Radiation Therapy/Radiotherapy: ‘The use of high-energy radiation from x-rays, gamma rays, neutrons, protons, and other sources to kill cancer cells and shrink tumors. Radiation may come from a machine outside the body (external-beam radiation therapy), or it may come from radioactive material placed in the body near cancer cells (internal radiation therapy). Systemic radiotherapy uses a radioactive substance, such as a radiolabeled monoclonal antibody, that travels in the blood to tissues throughout the body’ (National Cancer Institute, 2008a).

Frozen Section: ‘A technique to obtain a quick pathological diagnosis during a surgical procedure’ (NSW Breast Cancer Institute, 2008).

Breast-Conserving Surgery: ‘An operation to remove the breast cancer but not the breast itself. Types of breast-conserving surgery include lumpectomy (removal of the lump), quadrantectomy (removal of one quarter, or quadrant, of the breast), and segmental mastectomy (removal of the cancer as well as some of the breast tissue around the tumor and the lining over the chest muscles below the tumor)’ (National Cancer Institute, 2008a).
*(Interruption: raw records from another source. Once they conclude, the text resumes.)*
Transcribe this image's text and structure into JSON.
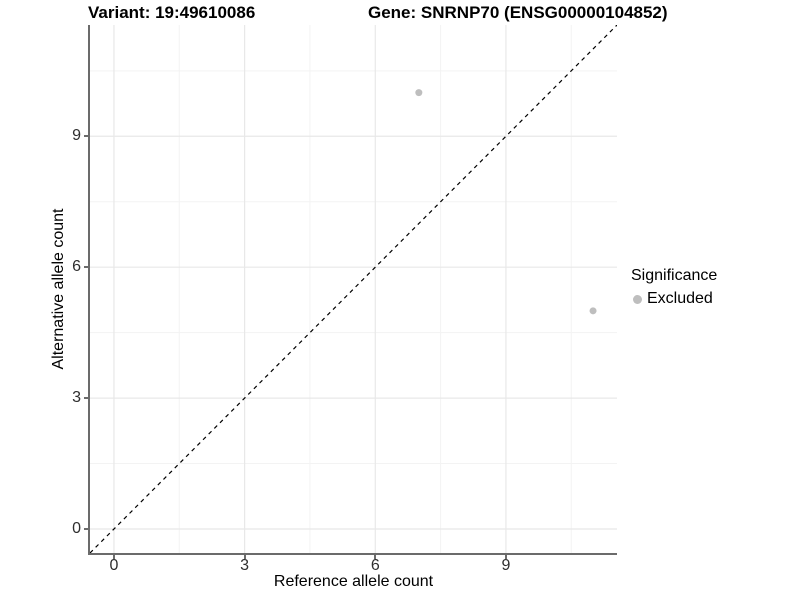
{
  "header": {
    "variant_title": "Variant: 19:49610086",
    "gene_title": "Gene: SNRNP70 (ENSG00000104852)"
  },
  "legend": {
    "title": "Significance",
    "items": [
      {
        "label": "Excluded",
        "color": "#bebebe"
      }
    ]
  },
  "colors": {
    "background": "#ffffff",
    "axis_line": "#6b6b6b",
    "tick_label": "#2e2e2e",
    "grid_major": "#e8e8e8",
    "grid_minor": "#f3f3f3",
    "point": "#bebebe",
    "reference_line": "#000000"
  },
  "chart_data": {
    "type": "scatter",
    "title_left": "Variant: 19:49610086",
    "title_right": "Gene: SNRNP70 (ENSG00000104852)",
    "xlabel": "Reference allele count",
    "ylabel": "Alternative allele count",
    "xlim": [
      -0.55,
      11.55
    ],
    "ylim": [
      -0.55,
      11.55
    ],
    "x_ticks": [
      0,
      3,
      6,
      9
    ],
    "y_ticks": [
      0,
      3,
      6,
      9
    ],
    "x_minor_gridlines": [
      1.5,
      4.5,
      7.5,
      10.5
    ],
    "y_minor_gridlines": [
      1.5,
      4.5,
      7.5,
      10.5
    ],
    "grid": "major+minor",
    "legend_position": "right",
    "series": [
      {
        "name": "Excluded",
        "color": "#bebebe",
        "marker": "circle",
        "points": [
          {
            "x": 7,
            "y": 10
          },
          {
            "x": 11,
            "y": 5
          }
        ]
      }
    ],
    "reference_line": {
      "equation": "y = x",
      "style": "dashed",
      "color": "#000000",
      "from": [
        -0.55,
        -0.55
      ],
      "to": [
        11.55,
        11.55
      ]
    }
  }
}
Cancer: ‘A term for diseases in which abnormal cells divide without control. Cancer cells can invade nearby tissues and can spread to other parts of the body through the blood and lymph systems. There are several main types of cancer. Carcinoma is cancer that begins in the skin or in tissues that line or cover internal organs. Sarcoma is cancer that begins in bone, cartilage, fat, muscle, blood vessels, or other connective or supportive tissue. Leukemia is cancer that starts in blood-forming tissue such as the bone marrow, and causes large numbers of abnormal blood cells to be produced and enter the blood. Lymphoma and multiple myeloma are cancers that begin in the cells of the immune system. Central nervous system cancers are cancers that begin in the tissues of the brain and spinal cord’ (National Cancer Institute, 2008a).

Benign Breast Disease: ‘A common condition marked by benign (noncancerous) changes in breast tissue. These changes may include irregular lumps or cysts, breast discomfort, sensitive nipples, and itching. These symptoms may change throughout the menstrual cycle and usually stop after menopause. (National Cancer Institute, 2008a) .

Lumpectomy: ‘Surgery to remove the tumor and a small amount of normal tissue around it’ (National Cancer Institute, 2008a).

Lobular Carcinoma In Situ (LCIS): ‘A condition in which abnormal cells are found in the lobules of the breast. Lobular carcinoma in situ seldom becomes invasive cancer; however, having it in one breast increases the risk of developing breast cancer in either breast’ (National Cancer Institute, 2008a).

Mastitis: ‘When the ducts under the nipple become inflamed and infected; this is periductal mastitis. A benign condition, periductal mastitis can affect women of all ages but is more common in younger women’ (Care, 2008).